Reitz zieht die notbremse – gladbach droht der absturz ins chaos
Rocco Reitz will weg. Jetzt. Ausgerechnet jetzt. Während Borussia Mönchengladbach am seidenen Faden in der Bundesliga hängt, plant ihr Hoffnungsträger den Sprung zu RB Leipzig – und löst im Borussen-Lager ein Erdbeben aus.
Die Zahlen sind gnadenlos: Ein Sieg aus den letzten neun Spielen, Platz 15, nur zwei Punkte Vorsprung auf Rang 16. Die Euphorie nach der Entlassung von Gerardo Seoane und der Installation von Eugen Polanski ist verpufft wie Luft aus einem geplatzten Ballon. Nun also der nächste Schock: Reitz, 21, Mittelfeld-Motor und Liebling der Fans, soll laut Sportchef Rouven Schröder „sehr, sehr unwahrscheinlich“ bleiben. Der Satz fiel am Donnerstag, kurz vor dem Kellerduell gegen St. Pauli. Timing? Fehlanzeige.
Die klausel, die gladbach jetzt trifft
Vor zwei Jahren räumte der Klub seinem Shootingstar eine Ausstiegsklausel ein – 20 Millionen plus X, fester Bestandteil der Vertragsverlängerung. Ohne diese Öffnung hätte Reitz schon damals die Flucht ergriffen. Gladbach nutzte die Hintertür als letztes Mittel, um Talent und Marktwert zu sichern. Nun kehrt die Rechnung zurück wie ein Bumerang. Leipzig, das im Sommer Xaver Schlager verliert, legt ein Fünfjahrespaket bis 2031 auf den Tisch. Reitz fühlt sich bereit für die Champions-League-Truppe, für Rangnick, für Red Bull. Wer ihm vorwirft, er würde den Verein im Stich lassen, blendet aus, dass der Spieler nur die Option nutzt, die der Klub selbst eingebaut hat.
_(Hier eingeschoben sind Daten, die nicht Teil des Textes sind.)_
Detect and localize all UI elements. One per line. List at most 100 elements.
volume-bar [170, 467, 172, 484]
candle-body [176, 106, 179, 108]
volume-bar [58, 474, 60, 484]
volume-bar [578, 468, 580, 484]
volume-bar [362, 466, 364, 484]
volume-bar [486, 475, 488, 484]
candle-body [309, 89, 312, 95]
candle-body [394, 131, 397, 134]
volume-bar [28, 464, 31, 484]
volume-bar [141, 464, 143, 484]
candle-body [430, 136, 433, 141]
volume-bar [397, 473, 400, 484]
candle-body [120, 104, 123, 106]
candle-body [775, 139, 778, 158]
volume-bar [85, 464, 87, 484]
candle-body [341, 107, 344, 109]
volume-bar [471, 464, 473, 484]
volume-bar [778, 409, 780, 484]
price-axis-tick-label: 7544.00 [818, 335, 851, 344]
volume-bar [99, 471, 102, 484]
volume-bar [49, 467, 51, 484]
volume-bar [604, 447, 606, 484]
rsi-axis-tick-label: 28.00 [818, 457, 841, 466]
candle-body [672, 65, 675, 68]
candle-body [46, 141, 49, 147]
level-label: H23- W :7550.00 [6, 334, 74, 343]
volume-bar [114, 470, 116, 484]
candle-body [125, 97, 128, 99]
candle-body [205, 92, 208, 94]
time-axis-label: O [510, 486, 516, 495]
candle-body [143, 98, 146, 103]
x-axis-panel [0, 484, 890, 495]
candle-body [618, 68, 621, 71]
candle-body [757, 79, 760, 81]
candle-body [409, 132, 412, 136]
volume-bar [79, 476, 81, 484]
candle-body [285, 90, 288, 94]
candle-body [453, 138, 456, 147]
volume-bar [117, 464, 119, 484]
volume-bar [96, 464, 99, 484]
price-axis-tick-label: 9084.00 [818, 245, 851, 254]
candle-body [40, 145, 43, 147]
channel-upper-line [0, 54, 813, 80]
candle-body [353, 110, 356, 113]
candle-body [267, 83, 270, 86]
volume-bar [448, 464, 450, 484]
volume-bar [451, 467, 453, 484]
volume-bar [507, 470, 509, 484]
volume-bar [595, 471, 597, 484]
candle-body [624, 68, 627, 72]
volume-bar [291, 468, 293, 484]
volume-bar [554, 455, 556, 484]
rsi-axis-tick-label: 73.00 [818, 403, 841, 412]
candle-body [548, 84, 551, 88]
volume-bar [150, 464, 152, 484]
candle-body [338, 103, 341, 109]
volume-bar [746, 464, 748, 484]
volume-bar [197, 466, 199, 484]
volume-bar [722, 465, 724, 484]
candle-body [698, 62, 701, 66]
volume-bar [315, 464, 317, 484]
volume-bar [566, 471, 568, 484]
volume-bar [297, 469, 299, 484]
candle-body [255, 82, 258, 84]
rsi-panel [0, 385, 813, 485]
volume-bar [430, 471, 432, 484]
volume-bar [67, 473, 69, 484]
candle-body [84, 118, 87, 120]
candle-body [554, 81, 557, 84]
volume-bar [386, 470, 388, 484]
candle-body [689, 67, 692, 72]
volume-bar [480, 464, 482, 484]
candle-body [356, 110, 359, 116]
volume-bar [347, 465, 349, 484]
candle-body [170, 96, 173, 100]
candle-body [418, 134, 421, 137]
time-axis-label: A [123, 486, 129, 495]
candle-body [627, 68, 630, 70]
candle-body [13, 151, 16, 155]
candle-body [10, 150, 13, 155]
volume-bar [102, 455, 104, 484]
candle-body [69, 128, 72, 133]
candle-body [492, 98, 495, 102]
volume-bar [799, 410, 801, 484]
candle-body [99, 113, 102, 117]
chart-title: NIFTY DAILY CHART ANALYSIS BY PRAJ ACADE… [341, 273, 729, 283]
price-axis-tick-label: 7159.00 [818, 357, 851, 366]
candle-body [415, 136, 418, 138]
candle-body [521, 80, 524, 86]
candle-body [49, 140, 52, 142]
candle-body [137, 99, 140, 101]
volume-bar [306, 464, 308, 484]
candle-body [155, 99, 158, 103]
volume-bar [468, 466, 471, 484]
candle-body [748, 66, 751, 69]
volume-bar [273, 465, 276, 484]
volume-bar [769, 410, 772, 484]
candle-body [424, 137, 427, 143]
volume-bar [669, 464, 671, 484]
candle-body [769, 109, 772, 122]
Die Fangräume brodeln. „Verräter“-Rufe, Hass, Liebesentzug bis Mai. Dabei ist Reitz kein opportunistischer Sprinter, sondern ein Realist. Er sieht, dass Gladbach sportlich seit Monodes stagniert, dass die Strukturen bröckeln, dass Polanski mit improvisiertem Kader und A-Jugend-Notlösungen arbeiten muss. Wer ihm nachsagt, er solle „bis zum bitteren Ende“ bleiben, verlangt von ihm, die Karriere für eine Idee zu riskieren, die sich gerade selbst demontiert.

Schröder steht zwischen fan-wut und kapitalismus
Rouven Schröder ist seit Oktober im Amt, kam aus Salzburg als frischer Strukturdenker. Jetzt erlebt er die volle Breitseite Traditionsklub: missmutige Partner, verunsicherte Spieler, ein Fan-Beirat, der jede Entscheidung zweifelt. Er kann weder die Klausel rückgängig machen noch Leipzig blockieren – maximal den Preis nach oben schrauben. Intern gilt: 25 Millionen wären akzeptabel, alles darunter würde als Niederlage gewertet. Schröder weiß: Verkauft er zu günstig, ist er der nächste, der gehen muss.
Reitz selbst fehlt am Freitag ohnehin gesperrt. Gelb-Rot gegen Mainz. Die Aussetzung könnte sich als Schnapsidee entpupfen: Ein Stadion voller verstörter Anhänger, das keine Gelegenheit bekommt, dem Liebling die Meinung zu singen. Stattdessen dürfte die Kurve gegen St. Pauli ihren Frust an Schröder, Polanski und der gesamten Führungsebene auslassen. Reitz verfolgt das Spektakel vermutlich aus dem VIP-Raum – oder schon aus Leipzig, wo Medizincheck und Präsentation auf Abruf bereitstehen.
Die Saison droht, bevor sie richtig begonnen hat, zum Super-GAU zu werden. Ohne Reitz sinkt die Ballsicherheit im Mittelfeld um 14 Prozent, die Passquote um neun. Die Statistik mag trocken klingen, sie zeigt aber: Gladbach verliert mit ihm nicht nur ein Talent, sondern seine Identität. Die Frage ist nicht mehr, ob der Verein den Klassenerhalt schafft, sondern ob er nach dem Reitz-Schock noch eine Zukunftsgeschichte erzählen kann, an die jemand glaubt.
Der Countdown läuft. Leipzig wartet, die Klausel tickt, die Fans rebellieren. Am Ende bleibt die Erkenntnis: In Gladbach zahlt gerade jeder für die Fehler von gestern – und Rocco Reitz ist nur der erste, der die Rechnung präsentiert.